P - Não falta ao PT uma autocrítica maior em relação aos escândalos dos últimos anos?

SM - Sim, certamente. Ignorar o problema da corrupção, prosseguir como se nada tivesse ocorrido, é uma falta grave. O PT perdeu grande parte da classe média brasileira por isso.

P - Esse eleitorado pode ser reconquistado?

SM - Vai ser difícil. Se o PT ganhar e governar de maneira razoavelmente bem, pelo menos poderia neutralizar o medo em relação ao partido. Acho que é um medo exagerado, francamente. O PT não governou da mesma maneira que Hugo Chávez. Há uma diferença profundíssima.

Mas o próprio PT dificulta essa recuperação ao ignorar a realidade. Por exemplo, parte da sigla diz que não precisamos de uma reforma da Previdência. É um discurso fora da realidade. Em termos de governabilidade para um futuro governo petista, não é bom.

P - Lula alavancou a candidatura de Haddad, mas não será agora um limitador para sua campanha? Defender que Lula foi preso injustamente —tese rejeitada pela maioria da população, segundo o Datafolha— não vai atrapalhar Haddad a conquistar eleitores do centro?

SM - Esta é uma questão muito interessante. Haddad enfrenta um delicado ato de equilíbrio: Lula é um apoiador essencial e um grande obstáculo. Haddad deve defender Lula, ele precisa da base de Lula, mas a rejeição a Lula e ao PT é um grande obstáculo.

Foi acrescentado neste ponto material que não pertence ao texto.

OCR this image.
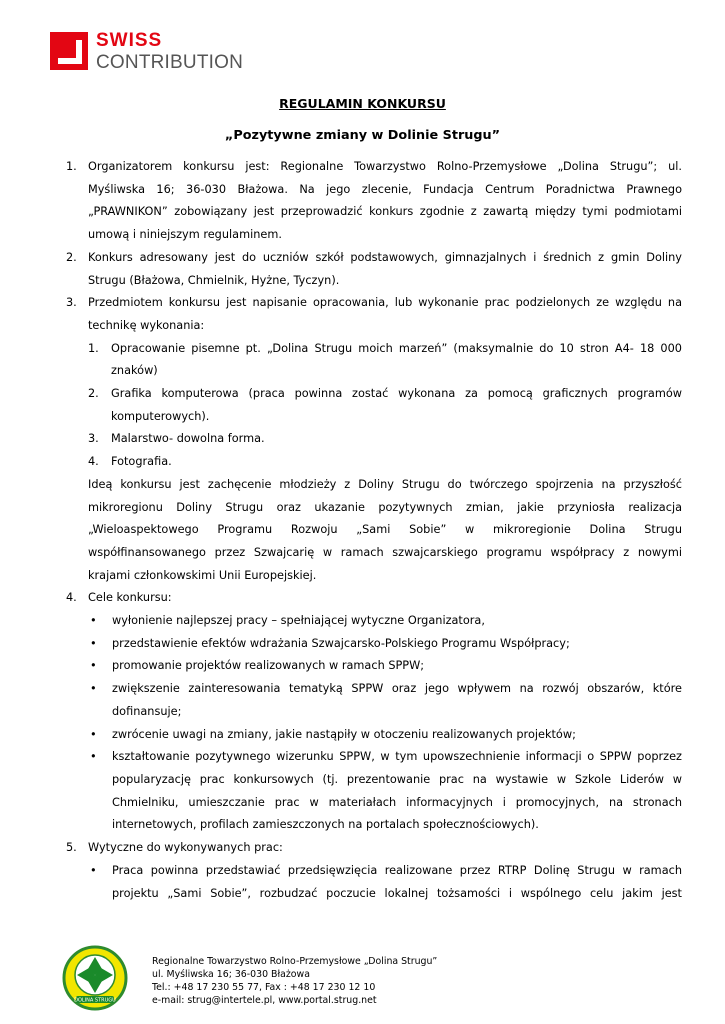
SWISS
CONTRIBUTION
REGULAMIN KONKURSU
„Pozytywne zmiany w Dolinie Strugu”
1. Organizatorem konkursu jest: Regionalne Towarzystwo Rolno-Przemysłowe „Dolina Strugu”; ul. Myśliwska 16; 36-030 Błażowa. Na jego zlecenie, Fundacja Centrum Poradnictwa Prawnego „PRAWNIKON” zobowiązany jest przeprowadzić konkurs zgodnie z zawartą między tymi podmiotami umową i niniejszym regulaminem.
2. Konkurs adresowany jest do uczniów szkół podstawowych, gimnazjalnych i średnich z gmin Doliny Strugu (Błażowa, Chmielnik, Hyżne, Tyczyn).
3. Przedmiotem konkursu jest napisanie opracowania, lub wykonanie prac podzielonych ze względu na technikę wykonania:
1. Opracowanie pisemne pt. „Dolina Strugu moich marzeń” (maksymalnie do 10 stron A4- 18 000 znaków)
2. Grafika komputerowa (praca powinna zostać wykonana za pomocą graficznych programów komputerowych).
3. Malarstwo- dowolna forma.
4. Fotografia.
Ideą konkursu jest zachęcenie młodzieży z Doliny Strugu do twórczego spojrzenia na przyszłość mikroregionu Doliny Strugu oraz ukazanie pozytywnych zmian, jakie przyniosła realizacja „Wieloaspektowego Programu Rozwoju „Sami Sobie” w mikroregionie Dolina Strugu współfinansowanego przez Szwajcarię w ramach szwajcarskiego programu współpracy z nowymi krajami członkowskimi Unii Europejskiej.
4. Cele konkursu:
• wyłonienie najlepszej pracy – spełniającej wytyczne Organizatora,
• przedstawienie efektów wdrażania Szwajcarsko-Polskiego Programu Współpracy;
• promowanie projektów realizowanych w ramach SPPW;
• zwiększenie zainteresowania tematyką SPPW oraz jego wpływem na rozwój obszarów, które dofinansuje;
• zwrócenie uwagi na zmiany, jakie nastąpiły w otoczeniu realizowanych projektów;
• kształtowanie pozytywnego wizerunku SPPW, w tym upowszechnienie informacji o SPPW poprzez popularyzację prac konkursowych (tj. prezentowanie prac na wystawie w Szkole Liderów w Chmielniku, umieszczanie prac w materiałach informacyjnych i promocyjnych, na stronach internetowych, profilach zamieszczonych na portalach społecznościowych).
5. Wytyczne do wykonywanych prac:
• Praca powinna przedstawiać przedsięwzięcia realizowane przez RTRP Dolinę Strugu w ramach projektu „Sami Sobie”, rozbudzać poczucie lokalnej tożsamości i wspólnego celu jakim jest
DOLINA STRUGU
Regionalne Towarzystwo Rolno-Przemysłowe „Dolina Strugu”
ul. Myśliwska 16; 36-030 Błażowa
Tel.: +48 17 230 55 77, Fax : +48 17 230 12 10
e-mail: strug@intertele.pl, www.portal.strug.net
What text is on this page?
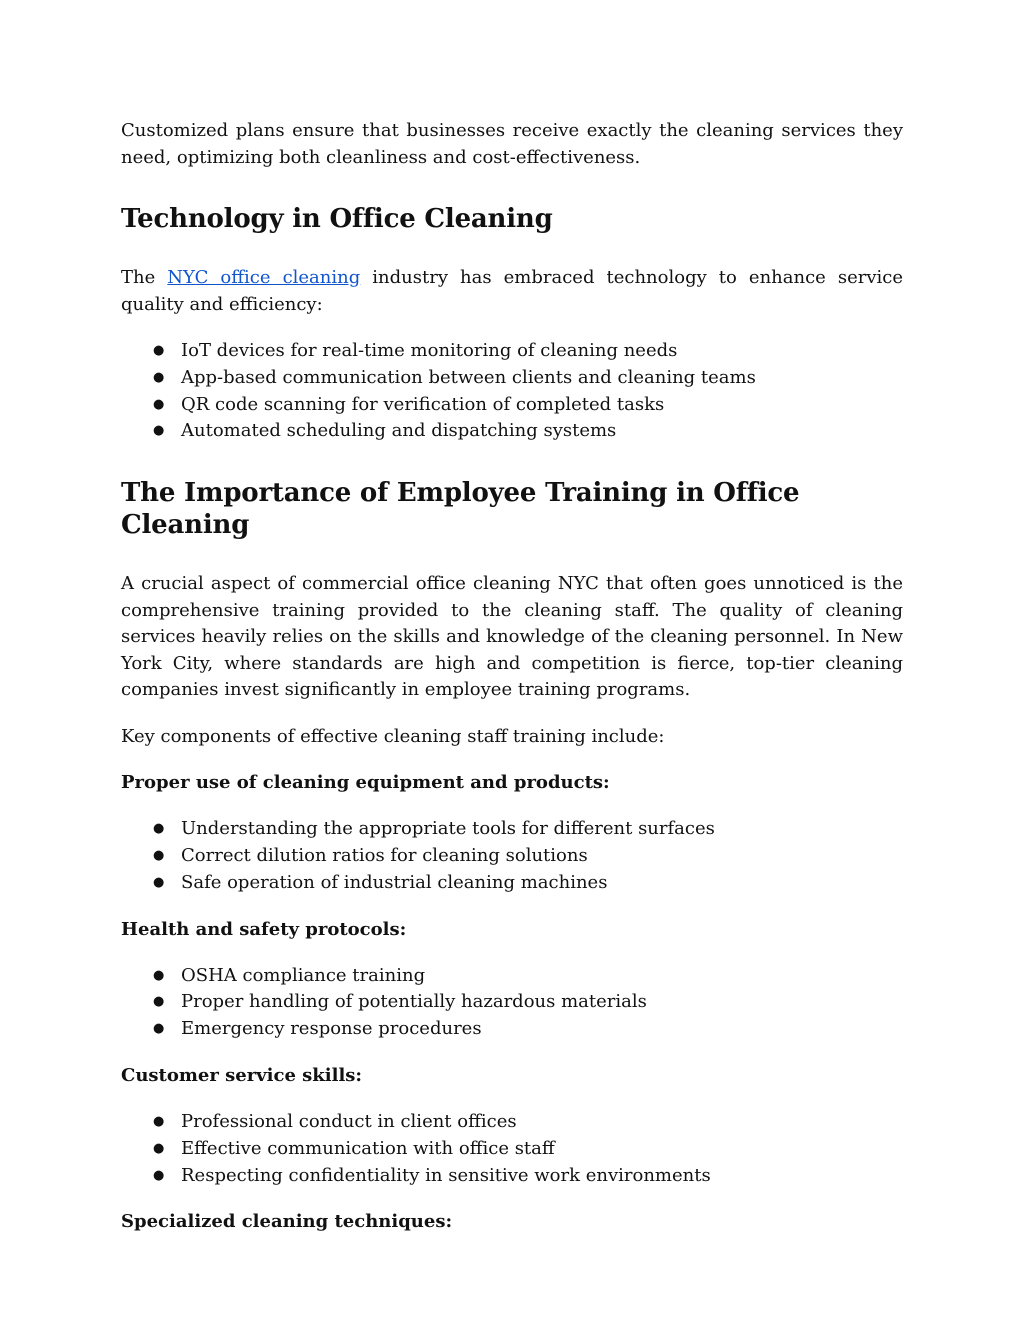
Customized plans ensure that businesses receive exactly the cleaning services they need, optimizing both cleanliness and cost-effectiveness.

Technology in Office Cleaning

The NYC office cleaning industry has embraced technology to enhance service quality and efficiency:

● IoT devices for real-time monitoring of cleaning needs
● App-based communication between clients and cleaning teams
● QR code scanning for verification of completed tasks
● Automated scheduling and dispatching systems
The Importance of Employee Training in Office Cleaning

A crucial aspect of commercial office cleaning NYC that often goes unnoticed is the comprehensive training provided to the cleaning staff. The quality of cleaning services heavily relies on the skills and knowledge of the cleaning personnel. In New York City, where standards are high and competition is fierce, top-tier cleaning companies invest significantly in employee training programs.

Key components of effective cleaning staff training include:

Proper use of cleaning equipment and products:
● Understanding the appropriate tools for different surfaces
● Correct dilution ratios for cleaning solutions
● Safe operation of industrial cleaning machines
Health and safety protocols:
● OSHA compliance training
● Proper handling of potentially hazardous materials
● Emergency response procedures
Customer service skills:
● Professional conduct in client offices
● Effective communication with office staff
● Respecting confidentiality in sensitive work environments
Specialized cleaning techniques:
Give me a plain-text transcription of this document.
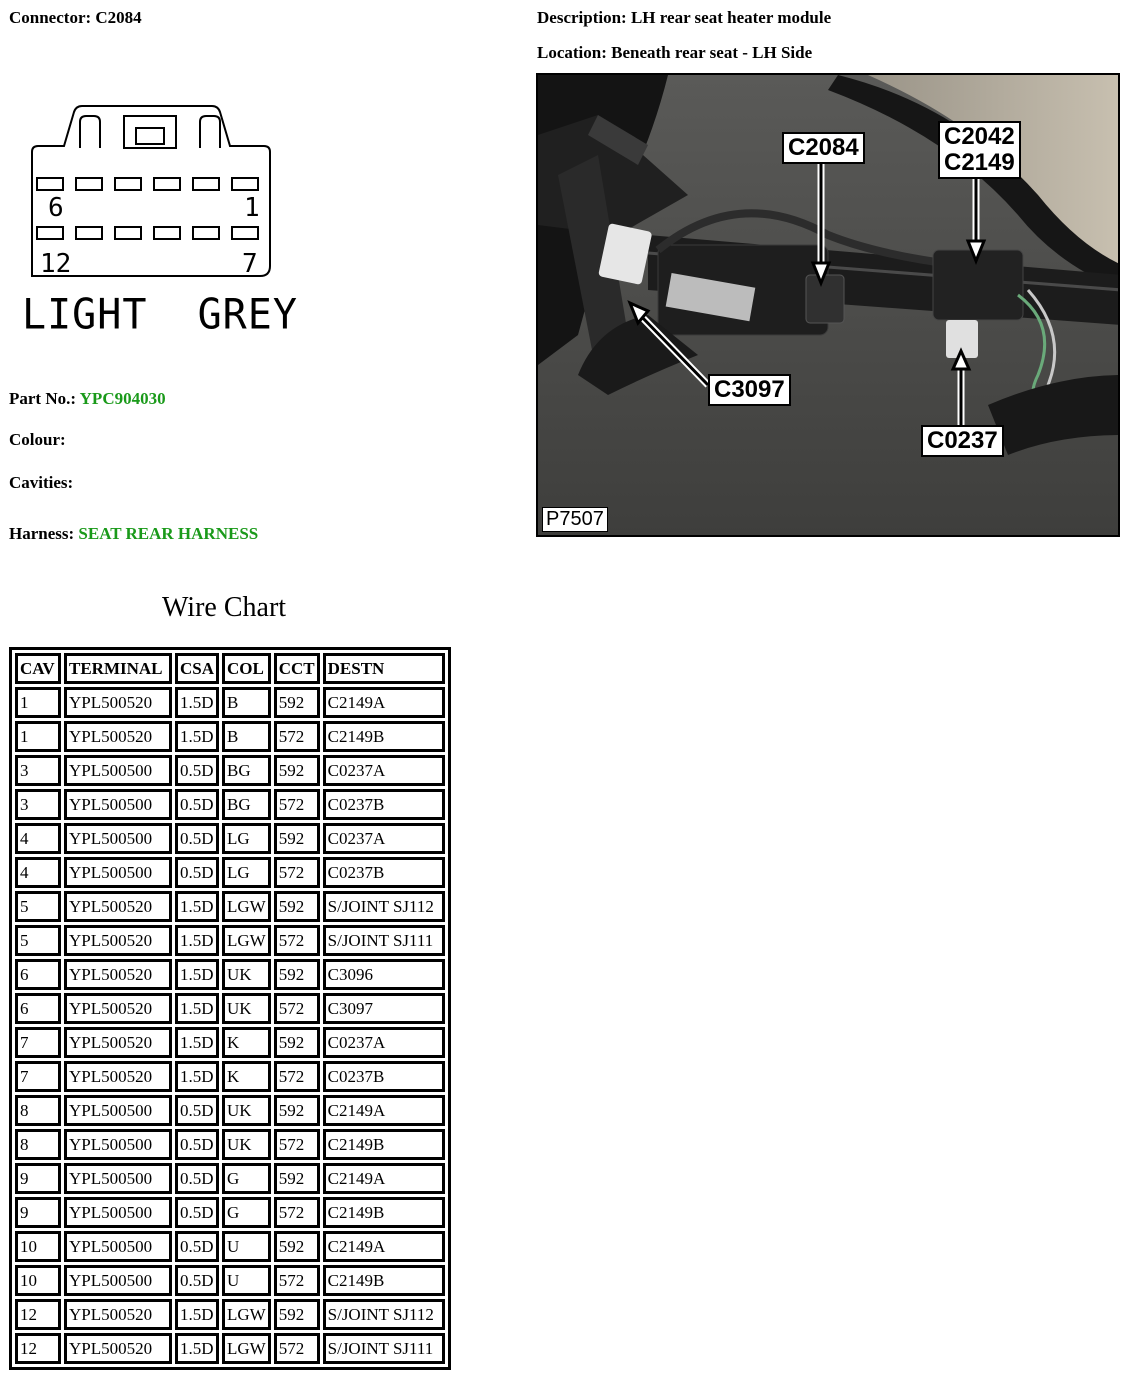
Connector: C2084	Description: LH rear seat heater module
Location: Beneath rear seat - LH Side
6	1
12	7
LIGHT  GREY
Part No.: YPC904030
Colour:
Cavities:
Harness: SEAT REAR HARNESS
C2084	C2042
C2149
C3097
C0237
P7507
Wire Chart
CAV	TERMINAL	CSA	COL	CCT	DESTN
1	YPL500520	1.5D	B	592	C2149A
1	YPL500520	1.5D	B	572	C2149B
3	YPL500500	0.5D	BG	592	C0237A
3	YPL500500	0.5D	BG	572	C0237B
4	YPL500500	0.5D	LG	592	C0237A
4	YPL500500	0.5D	LG	572	C0237B
5	YPL500520	1.5D	LGW	592	S/JOINT SJ112
5	YPL500520	1.5D	LGW	572	S/JOINT SJ111
6	YPL500520	1.5D	UK	592	C3096
6	YPL500520	1.5D	UK	572	C3097
7	YPL500520	1.5D	K	592	C0237A
7	YPL500520	1.5D	K	572	C0237B
8	YPL500500	0.5D	UK	592	C2149A
8	YPL500500	0.5D	UK	572	C2149B
9	YPL500500	0.5D	G	592	C2149A
9	YPL500500	0.5D	G	572	C2149B
10	YPL500500	0.5D	U	592	C2149A
10	YPL500500	0.5D	U	572	C2149B
12	YPL500520	1.5D	LGW	592	S/JOINT SJ112
12	YPL500520	1.5D	LGW	572	S/JOINT SJ111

Acho que o PT cometeu alguns erros nesta campanha, mas foram erros que teriam sido difíceis de evitar, dada a história recente do país. A ardente defesa de Lula, a alegação de que ele é inocente, a ideia extremamente questionável de que o impeachment foi um golpe (embora eu ache que foi uma má ideia), a rejeição da reforma da Previdência, essas bandeiras ajudaram a mobilizar a base do PT, mas também solidificaram no resto do país (especialmente na classe média e na elite) a ideia de que o PT é um perigo. 

Para vencer, Haddad precisa se descolar de Lula. O PT não pode insistir na fidelidade de Haddad a posições petistas no segundo turno.

Haddad representa a parte mais moderada, democrática e pensativa do PT, mas ele é prisioneiro do partido e de Lula. Este é, realmente, um curso muito difícil para ele navegar.

P - Como avalia a democracia brasileira após o fim da ditadura?

SM - Simplificando um pouco, podemos dizer que a democracia brasileira tem três fases bastante nítidas. A primeira vai de 1985 a 1994, uma fase de muita turbulência política, recessão, um impeachment. 

A segunda vai do governo de Fernando Henrique Cardoso ao fim da gestão de Lula, em 2010. Nesse período parecia que o rumo do país estava mais acertado, a pobreza caía, a economia estava estabilizada. Foram anos de conquistas importantes, nos quais a democracia se fortaleceu. 

O último período, de Dilma Rousseff até hoje, é de uma grave crise, de muito ceticismo, aumento da violência, recessão. A questão é saber que rumo o país tomará agora.

P - Uma piada cínica diz que o período FHC e Lula foi um intervalo democrático no país, e que agora voltamos à instabilidade brasileira tradicional.

SM - Eu concordo (risos). Mas as sementes da crise dos anos 2010 foram plantadas, de certa maneira, no governo Lula, pela corrupção. 

P - É comum a comparação de que Bolsonaro é o Trump brasileiro. O que o senhor acha?

SM - Os dois são semelhantes em muitos aspectos, mas Bolsonaro é mais extremado na maioria deles. Ambos prometeram sacudir o sistema político. Ambos têm discursos um tanto autoritários, mas Bolsonaro muito mais.

Ambos manifestam algumas atitudes sexistas e racistas, mas Bolsonaro é muito mais homofóbico.  Ambos defenderam a tortura. Ambos apelam para a lei e a ordem e a valores tradicionais.

Claro, existem algumas diferenças. Trump era um verdadeiro outsider político, no sentido de que ele nunca havia disputado uma eleição antes, mas era o candidato de um dos partidos políticos mais antigos do mundo, o Republicano. Bolsonaro se vende como um outsider no sentido de que seu partido é muito pequeno, mas ele é deputado federal há 27 anos.